It is not unknown for overseas companies to use their own procedure for creating a charge, either in accordance with their national law or otherwise. This article considers whether such a charge is enforceable over property in England and Wales. The first question is whether the Charge is validly executed as a deed, in accordance with the provisions of the Companies Act 2006 (“CA 2006”). If it is then it will operate to create a legal mortgage.
Section 1045 of CA 2006 makes provision for the Secretary of State to make regulations as to the execution of contracts and documents by overseas companies. The Overseas Companies (Execution of Documents and Registration of Charges) Regulations 2009 (the “Regulations”) makes modifications to sections 44, 46 CA 2006, which proscribe the requirements of a valid deed.
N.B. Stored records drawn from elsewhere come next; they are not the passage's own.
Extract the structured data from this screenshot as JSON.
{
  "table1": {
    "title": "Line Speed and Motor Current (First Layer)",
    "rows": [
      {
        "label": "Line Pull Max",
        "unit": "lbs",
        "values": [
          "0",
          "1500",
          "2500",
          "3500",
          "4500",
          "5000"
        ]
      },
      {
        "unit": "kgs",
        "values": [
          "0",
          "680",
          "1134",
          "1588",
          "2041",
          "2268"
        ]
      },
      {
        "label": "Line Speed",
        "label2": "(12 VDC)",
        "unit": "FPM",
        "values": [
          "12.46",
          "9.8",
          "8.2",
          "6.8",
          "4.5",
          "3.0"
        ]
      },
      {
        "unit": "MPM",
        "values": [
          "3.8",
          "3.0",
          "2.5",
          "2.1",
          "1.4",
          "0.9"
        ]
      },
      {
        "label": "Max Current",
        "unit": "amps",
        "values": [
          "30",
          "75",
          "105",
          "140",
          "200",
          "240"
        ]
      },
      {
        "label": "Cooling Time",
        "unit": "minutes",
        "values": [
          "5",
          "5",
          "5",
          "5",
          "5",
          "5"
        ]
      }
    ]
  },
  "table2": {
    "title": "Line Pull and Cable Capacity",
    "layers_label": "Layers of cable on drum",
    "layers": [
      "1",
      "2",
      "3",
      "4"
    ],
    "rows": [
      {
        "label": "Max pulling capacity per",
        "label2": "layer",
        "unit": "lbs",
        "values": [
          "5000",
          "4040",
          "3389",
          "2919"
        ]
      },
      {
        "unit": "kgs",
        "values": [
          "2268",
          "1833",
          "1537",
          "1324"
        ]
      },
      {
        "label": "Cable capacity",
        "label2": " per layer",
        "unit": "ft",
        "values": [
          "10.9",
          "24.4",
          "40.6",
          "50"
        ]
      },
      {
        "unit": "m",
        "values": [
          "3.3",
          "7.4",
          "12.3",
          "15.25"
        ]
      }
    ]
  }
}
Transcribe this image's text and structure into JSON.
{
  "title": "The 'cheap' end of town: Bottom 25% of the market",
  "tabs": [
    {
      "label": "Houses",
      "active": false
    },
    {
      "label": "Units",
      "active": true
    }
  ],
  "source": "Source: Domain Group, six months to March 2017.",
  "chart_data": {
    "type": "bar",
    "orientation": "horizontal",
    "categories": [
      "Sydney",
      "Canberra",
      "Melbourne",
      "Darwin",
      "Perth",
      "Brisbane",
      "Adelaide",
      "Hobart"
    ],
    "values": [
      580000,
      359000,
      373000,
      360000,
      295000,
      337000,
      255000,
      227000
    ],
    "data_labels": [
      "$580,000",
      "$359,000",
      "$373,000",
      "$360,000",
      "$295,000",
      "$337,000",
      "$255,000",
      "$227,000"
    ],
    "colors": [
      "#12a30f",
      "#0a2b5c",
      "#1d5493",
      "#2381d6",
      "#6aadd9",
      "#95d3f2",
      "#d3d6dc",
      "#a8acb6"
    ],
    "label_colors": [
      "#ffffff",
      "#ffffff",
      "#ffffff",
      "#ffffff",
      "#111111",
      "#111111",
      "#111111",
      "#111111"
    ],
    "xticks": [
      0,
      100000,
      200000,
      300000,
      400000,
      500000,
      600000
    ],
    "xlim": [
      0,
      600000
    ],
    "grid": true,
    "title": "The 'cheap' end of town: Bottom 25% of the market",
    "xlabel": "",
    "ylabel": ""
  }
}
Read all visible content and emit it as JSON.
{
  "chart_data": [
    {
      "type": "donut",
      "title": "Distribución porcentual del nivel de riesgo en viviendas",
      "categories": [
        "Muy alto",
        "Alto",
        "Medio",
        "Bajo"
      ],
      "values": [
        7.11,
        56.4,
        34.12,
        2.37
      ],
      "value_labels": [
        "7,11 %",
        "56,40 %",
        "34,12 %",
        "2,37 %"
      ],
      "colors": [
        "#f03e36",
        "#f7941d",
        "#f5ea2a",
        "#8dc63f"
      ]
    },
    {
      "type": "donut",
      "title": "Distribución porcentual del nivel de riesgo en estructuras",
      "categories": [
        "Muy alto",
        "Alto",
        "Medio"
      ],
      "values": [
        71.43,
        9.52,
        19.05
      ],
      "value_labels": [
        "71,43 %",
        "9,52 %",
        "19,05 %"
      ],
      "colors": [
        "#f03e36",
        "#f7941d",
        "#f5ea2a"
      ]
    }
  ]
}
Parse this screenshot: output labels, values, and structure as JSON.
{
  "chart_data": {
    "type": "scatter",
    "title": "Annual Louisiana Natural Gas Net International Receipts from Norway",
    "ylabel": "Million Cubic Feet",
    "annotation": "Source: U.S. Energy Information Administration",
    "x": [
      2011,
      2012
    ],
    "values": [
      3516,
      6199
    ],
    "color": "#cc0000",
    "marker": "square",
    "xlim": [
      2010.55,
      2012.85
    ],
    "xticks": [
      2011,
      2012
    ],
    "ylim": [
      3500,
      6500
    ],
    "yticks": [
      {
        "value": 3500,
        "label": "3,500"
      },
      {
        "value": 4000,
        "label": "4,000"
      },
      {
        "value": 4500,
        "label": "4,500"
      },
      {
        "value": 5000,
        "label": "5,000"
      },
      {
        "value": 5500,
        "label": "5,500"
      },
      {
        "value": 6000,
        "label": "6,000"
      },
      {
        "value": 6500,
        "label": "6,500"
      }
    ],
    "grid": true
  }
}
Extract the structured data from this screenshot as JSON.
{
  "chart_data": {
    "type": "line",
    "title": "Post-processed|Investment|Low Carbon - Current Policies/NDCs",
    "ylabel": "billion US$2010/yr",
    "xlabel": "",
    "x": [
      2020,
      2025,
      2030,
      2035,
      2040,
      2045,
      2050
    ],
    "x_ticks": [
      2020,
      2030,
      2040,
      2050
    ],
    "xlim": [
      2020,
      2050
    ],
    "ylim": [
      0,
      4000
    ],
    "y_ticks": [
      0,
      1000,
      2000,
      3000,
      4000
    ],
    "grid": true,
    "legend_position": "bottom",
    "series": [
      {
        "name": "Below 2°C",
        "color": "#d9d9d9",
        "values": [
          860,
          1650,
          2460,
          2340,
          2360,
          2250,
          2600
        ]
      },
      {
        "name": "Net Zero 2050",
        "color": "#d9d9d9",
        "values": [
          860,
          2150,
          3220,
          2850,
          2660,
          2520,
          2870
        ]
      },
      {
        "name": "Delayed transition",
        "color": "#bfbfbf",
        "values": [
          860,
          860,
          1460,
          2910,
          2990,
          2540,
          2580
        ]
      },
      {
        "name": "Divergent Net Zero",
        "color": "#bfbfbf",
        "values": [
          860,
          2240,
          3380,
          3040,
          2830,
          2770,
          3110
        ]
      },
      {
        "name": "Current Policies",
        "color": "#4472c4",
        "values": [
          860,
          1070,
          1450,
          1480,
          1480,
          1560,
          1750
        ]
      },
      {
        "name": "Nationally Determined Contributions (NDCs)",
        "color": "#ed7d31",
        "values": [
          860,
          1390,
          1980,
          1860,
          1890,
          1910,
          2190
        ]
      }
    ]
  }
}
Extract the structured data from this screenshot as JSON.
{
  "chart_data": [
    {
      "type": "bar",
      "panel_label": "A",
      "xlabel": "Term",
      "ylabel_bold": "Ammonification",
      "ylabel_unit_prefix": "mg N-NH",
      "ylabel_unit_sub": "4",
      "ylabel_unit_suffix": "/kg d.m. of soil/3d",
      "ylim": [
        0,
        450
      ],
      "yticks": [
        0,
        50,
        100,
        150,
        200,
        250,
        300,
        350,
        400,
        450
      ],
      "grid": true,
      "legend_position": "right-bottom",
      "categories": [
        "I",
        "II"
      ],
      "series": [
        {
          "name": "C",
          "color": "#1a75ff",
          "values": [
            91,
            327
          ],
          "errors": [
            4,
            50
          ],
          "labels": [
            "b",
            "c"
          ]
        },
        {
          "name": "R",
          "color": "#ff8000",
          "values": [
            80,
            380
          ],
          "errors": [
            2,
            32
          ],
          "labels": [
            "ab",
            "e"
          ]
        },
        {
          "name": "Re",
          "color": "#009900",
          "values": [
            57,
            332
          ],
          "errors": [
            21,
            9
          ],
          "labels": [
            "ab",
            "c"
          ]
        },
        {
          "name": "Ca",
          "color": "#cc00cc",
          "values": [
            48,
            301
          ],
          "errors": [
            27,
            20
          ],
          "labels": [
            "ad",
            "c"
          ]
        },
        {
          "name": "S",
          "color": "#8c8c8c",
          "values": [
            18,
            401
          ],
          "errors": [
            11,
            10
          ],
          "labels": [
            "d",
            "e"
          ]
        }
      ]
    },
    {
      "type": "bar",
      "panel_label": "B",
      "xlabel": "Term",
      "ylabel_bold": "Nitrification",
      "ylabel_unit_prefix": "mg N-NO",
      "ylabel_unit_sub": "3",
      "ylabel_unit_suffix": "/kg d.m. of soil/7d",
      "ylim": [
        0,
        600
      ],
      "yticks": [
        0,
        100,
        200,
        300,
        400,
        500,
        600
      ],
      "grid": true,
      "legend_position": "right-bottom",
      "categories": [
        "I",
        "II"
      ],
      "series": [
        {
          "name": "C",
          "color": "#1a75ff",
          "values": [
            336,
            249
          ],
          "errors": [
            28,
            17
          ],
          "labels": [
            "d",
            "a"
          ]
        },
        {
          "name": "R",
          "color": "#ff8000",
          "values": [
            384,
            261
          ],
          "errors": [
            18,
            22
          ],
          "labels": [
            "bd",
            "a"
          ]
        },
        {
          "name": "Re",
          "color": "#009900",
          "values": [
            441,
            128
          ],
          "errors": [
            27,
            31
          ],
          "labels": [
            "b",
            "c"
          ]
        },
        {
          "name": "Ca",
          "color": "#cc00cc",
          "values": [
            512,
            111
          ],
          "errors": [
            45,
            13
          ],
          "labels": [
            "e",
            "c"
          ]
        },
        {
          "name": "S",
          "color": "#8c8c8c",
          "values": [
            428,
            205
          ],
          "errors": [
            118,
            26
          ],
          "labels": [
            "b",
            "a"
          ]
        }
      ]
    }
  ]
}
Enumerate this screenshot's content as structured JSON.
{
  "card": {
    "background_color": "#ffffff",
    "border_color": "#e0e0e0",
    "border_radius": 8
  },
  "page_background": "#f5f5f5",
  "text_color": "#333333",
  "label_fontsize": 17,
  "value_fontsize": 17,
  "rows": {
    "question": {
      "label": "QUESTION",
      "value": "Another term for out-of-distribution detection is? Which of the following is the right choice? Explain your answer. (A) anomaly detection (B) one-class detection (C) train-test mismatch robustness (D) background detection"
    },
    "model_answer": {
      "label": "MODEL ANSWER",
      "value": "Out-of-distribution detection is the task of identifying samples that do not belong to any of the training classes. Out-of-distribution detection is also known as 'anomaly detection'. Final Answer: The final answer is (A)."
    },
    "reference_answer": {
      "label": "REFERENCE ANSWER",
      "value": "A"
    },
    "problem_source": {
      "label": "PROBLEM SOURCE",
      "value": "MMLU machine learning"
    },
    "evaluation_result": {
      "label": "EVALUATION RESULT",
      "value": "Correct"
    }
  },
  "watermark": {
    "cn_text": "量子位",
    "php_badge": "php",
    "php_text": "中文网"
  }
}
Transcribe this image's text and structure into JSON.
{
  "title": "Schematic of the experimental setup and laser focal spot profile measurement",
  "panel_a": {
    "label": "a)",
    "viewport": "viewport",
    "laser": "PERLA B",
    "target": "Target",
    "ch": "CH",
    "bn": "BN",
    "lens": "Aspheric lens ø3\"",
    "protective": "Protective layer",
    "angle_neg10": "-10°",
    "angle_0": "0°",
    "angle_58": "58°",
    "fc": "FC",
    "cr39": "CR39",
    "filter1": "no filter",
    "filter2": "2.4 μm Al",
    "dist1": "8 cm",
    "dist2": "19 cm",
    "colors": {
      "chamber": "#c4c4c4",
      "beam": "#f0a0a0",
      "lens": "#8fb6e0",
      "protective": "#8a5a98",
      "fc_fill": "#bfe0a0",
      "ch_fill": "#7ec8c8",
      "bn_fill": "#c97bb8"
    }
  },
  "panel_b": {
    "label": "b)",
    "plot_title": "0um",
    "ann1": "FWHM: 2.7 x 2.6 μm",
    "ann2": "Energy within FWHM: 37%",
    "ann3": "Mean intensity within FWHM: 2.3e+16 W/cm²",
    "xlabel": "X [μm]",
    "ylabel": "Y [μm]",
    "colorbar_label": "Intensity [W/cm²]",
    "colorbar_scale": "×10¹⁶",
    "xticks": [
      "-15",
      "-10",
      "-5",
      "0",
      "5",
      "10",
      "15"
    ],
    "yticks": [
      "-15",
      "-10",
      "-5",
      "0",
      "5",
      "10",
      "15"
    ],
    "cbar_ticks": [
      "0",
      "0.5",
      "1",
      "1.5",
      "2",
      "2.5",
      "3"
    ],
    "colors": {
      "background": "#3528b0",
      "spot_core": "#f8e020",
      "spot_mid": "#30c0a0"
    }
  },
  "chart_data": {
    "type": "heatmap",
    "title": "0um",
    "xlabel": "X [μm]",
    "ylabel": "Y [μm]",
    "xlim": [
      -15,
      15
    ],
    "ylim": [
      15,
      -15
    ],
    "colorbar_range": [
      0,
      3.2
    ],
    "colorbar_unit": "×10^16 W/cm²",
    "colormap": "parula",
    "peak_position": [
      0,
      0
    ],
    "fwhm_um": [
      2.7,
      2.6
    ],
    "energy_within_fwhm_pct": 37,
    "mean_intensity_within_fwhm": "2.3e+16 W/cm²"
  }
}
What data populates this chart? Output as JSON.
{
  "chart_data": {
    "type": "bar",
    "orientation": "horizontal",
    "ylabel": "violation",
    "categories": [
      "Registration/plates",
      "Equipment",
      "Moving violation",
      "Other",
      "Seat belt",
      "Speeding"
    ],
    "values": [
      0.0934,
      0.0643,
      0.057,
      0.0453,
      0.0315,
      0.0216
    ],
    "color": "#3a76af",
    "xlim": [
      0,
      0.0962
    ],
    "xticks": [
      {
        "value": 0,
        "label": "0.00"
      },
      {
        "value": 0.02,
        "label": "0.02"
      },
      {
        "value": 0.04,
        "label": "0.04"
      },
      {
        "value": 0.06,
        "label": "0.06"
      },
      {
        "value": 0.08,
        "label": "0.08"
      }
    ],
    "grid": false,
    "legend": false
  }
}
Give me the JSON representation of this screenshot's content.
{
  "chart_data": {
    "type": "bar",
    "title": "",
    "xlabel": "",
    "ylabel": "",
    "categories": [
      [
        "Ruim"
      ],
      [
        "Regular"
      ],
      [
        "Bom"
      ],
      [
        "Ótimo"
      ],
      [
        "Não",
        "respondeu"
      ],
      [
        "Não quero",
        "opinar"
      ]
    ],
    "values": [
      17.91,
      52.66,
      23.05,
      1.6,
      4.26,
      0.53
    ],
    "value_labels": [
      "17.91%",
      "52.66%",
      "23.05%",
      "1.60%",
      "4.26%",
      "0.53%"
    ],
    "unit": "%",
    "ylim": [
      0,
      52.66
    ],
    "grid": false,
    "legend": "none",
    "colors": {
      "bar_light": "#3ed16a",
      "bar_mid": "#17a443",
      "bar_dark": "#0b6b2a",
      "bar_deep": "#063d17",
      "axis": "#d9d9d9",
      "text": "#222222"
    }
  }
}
For a charge to satisfy section 46 of the CA 2006 (as amended by the Regulations) and therefore be a valid deed, it must be properly executed. Section 44(1)(b) (as amended by the Regulations) simply requires that the document is executed in any manner permitted by the laws of the territory in which the company is incorporated.
However, even if the necessary formalities have not been met the charge may still be saved if it has been registered against the title of the Property at the Land Registry. Section 51 of the Land Registration Act 2002 (“LRA”) provides that “on completion of the relevant registration requirements, a charge created by means of a registerable disposition of a registered estate has effect, if it would not otherwise do so, as a charge by deed by way of legal mortgage.” The effect of this section is, upon registration of a charge, to give legal effect to it, even if the underlying instrument is defective in some way.
The effect of the registration of the Charge and section 51 of the LRA is to give it the character of a charge by deed by way of legal mortgage. This therefore brings with it all the powers under the LPA, in addition to those expressly granted in the Charge, subject to any future amendment to the register.